The issue was spotted by Twitter user Byuu_San who noted that the whole website was suddenly deindexed on search engines and reported the issue to Patreon. Patreon fixed the issue in 4 hours meaning the whole site was probably tagged with a meta robots noindex tag for anywhere from 28 hours to 52 hours before the issue was discovered and fixed.
In the conversation another Twitter user, FloreianeElbers, chimed in with a graph from Sistrix showing an insane drop in traffic.
Oops… pic.twitter.com/YXJIQYq8hm
— Florian Elbers (@florianelbers) October 2, 2019
How could something like this happen to site the size of Patreon?
Most likely it was a break in their process to take the staging site to production, a complete failure of their SEO team, or even just simple miscommunication. Companies the size of Patreon should always have a detailed process for building a website on a staging server and taking it live. An SEO best practice for this is to make sure that the staging site is undiscoverable by users on search engines, often times this leads to the addition of a meta robots nodindex tag to be, at the very least, a fail safe in case other methods fail at keeping a staging site out of search results. Once a staging site is ready to be pushed on to a production server another SEO best practice is to have a qualified and skilled SEO review the staging site both prior to and after the launch to ensure everything goes smoothly, including removing the meta robots noindex tag (or a robots.txt disallow directive) on the live version of the website.
If, as an SEO, you’ve been left out of the push to live conversations and the Development or I.T. is fully in charge, then take it upon yourself to check things like robots.txt and meta robots tags frequently, just in case this same thing happens to you.
They fixed it.
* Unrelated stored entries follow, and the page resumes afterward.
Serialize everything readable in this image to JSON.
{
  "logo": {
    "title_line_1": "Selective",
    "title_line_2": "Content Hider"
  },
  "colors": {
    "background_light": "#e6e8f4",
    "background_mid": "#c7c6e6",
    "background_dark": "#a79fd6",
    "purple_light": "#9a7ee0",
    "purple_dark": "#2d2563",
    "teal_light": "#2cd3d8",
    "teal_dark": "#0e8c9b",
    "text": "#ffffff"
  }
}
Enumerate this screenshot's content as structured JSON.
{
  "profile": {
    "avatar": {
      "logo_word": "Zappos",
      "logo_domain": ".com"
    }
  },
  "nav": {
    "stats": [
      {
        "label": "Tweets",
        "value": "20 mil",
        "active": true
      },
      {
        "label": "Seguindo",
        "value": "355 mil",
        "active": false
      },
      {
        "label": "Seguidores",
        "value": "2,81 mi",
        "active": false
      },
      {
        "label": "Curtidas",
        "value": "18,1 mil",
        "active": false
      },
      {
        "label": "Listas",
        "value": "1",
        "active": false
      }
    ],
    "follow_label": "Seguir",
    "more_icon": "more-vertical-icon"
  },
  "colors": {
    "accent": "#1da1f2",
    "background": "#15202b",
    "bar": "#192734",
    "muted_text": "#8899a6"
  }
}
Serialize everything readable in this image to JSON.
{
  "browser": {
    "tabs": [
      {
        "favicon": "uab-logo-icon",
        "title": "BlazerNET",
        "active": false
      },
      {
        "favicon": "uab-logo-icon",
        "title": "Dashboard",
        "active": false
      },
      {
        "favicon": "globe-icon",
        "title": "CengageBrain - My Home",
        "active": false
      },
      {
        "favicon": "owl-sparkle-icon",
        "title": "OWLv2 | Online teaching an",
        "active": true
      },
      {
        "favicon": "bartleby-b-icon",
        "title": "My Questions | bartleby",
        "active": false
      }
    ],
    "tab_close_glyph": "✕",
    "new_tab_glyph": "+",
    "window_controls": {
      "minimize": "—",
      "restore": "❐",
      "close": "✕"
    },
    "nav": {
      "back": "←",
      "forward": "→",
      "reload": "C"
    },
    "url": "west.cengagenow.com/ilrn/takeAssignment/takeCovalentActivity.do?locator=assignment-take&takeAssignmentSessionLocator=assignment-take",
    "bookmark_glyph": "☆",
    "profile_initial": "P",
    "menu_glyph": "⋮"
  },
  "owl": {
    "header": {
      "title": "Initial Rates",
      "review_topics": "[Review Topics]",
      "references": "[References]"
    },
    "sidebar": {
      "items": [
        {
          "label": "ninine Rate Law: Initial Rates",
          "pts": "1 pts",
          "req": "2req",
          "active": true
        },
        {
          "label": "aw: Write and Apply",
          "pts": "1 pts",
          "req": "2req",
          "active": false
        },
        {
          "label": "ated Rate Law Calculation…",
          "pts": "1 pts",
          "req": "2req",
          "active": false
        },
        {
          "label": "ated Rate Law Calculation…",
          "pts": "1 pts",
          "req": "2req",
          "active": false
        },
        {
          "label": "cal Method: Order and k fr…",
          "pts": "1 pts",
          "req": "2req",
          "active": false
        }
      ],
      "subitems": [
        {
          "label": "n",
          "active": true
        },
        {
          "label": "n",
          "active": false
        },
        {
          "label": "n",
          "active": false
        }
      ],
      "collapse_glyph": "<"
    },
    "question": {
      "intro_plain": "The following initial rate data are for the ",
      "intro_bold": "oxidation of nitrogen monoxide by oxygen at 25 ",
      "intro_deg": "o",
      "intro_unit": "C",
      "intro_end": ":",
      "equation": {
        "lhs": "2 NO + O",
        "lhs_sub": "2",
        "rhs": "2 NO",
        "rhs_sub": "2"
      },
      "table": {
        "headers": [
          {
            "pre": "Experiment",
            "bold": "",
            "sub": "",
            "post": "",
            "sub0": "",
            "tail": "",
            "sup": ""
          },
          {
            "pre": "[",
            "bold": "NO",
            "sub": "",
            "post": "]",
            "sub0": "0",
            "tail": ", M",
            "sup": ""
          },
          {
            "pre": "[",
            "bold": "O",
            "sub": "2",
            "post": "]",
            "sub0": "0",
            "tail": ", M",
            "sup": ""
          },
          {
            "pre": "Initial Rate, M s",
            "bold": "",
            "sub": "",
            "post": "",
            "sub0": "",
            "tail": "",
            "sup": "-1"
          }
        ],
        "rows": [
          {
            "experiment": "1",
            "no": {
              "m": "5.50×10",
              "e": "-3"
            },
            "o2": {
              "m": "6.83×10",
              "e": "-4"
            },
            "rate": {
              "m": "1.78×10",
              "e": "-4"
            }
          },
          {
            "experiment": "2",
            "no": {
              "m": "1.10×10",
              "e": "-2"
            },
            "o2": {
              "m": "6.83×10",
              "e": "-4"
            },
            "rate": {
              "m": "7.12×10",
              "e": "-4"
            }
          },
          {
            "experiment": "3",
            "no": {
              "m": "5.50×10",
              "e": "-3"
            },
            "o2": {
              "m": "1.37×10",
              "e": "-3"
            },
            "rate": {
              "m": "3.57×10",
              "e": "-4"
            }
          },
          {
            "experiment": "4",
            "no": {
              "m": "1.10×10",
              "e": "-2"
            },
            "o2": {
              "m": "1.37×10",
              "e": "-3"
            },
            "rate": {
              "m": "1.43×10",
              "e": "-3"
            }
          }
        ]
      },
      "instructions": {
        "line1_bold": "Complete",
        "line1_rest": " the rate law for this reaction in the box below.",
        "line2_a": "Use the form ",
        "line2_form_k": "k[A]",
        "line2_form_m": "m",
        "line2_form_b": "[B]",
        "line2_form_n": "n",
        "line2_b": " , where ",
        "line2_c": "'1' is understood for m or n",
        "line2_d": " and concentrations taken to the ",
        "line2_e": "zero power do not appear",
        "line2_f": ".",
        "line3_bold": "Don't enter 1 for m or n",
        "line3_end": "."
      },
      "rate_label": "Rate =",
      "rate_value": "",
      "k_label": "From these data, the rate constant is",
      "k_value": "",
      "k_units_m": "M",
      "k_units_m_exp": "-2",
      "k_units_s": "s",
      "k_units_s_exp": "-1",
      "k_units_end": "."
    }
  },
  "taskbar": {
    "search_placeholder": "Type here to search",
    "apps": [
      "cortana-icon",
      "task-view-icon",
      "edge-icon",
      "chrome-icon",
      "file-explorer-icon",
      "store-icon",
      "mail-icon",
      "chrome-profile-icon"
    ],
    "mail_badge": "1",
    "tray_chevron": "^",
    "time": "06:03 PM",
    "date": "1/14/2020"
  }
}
My best guess is a dev pushed changes from staging site to production and forgot to ask an SEO to review it post-live.
— Joe Youngblood (@YoungbloodJoe) October 2, 2019
There’s no real reason for big mistakes like this to happen and in cases like this one it’ll end up hurting the services users more than Patreon themselves. Their also not alone, in the past I’ve discovered big SEO errors on Pinterest, The Verge, and Slideshare. The real lesson in this fiasco is to always make sure you have an SEO check the website before it goes live, after it goes live, or both.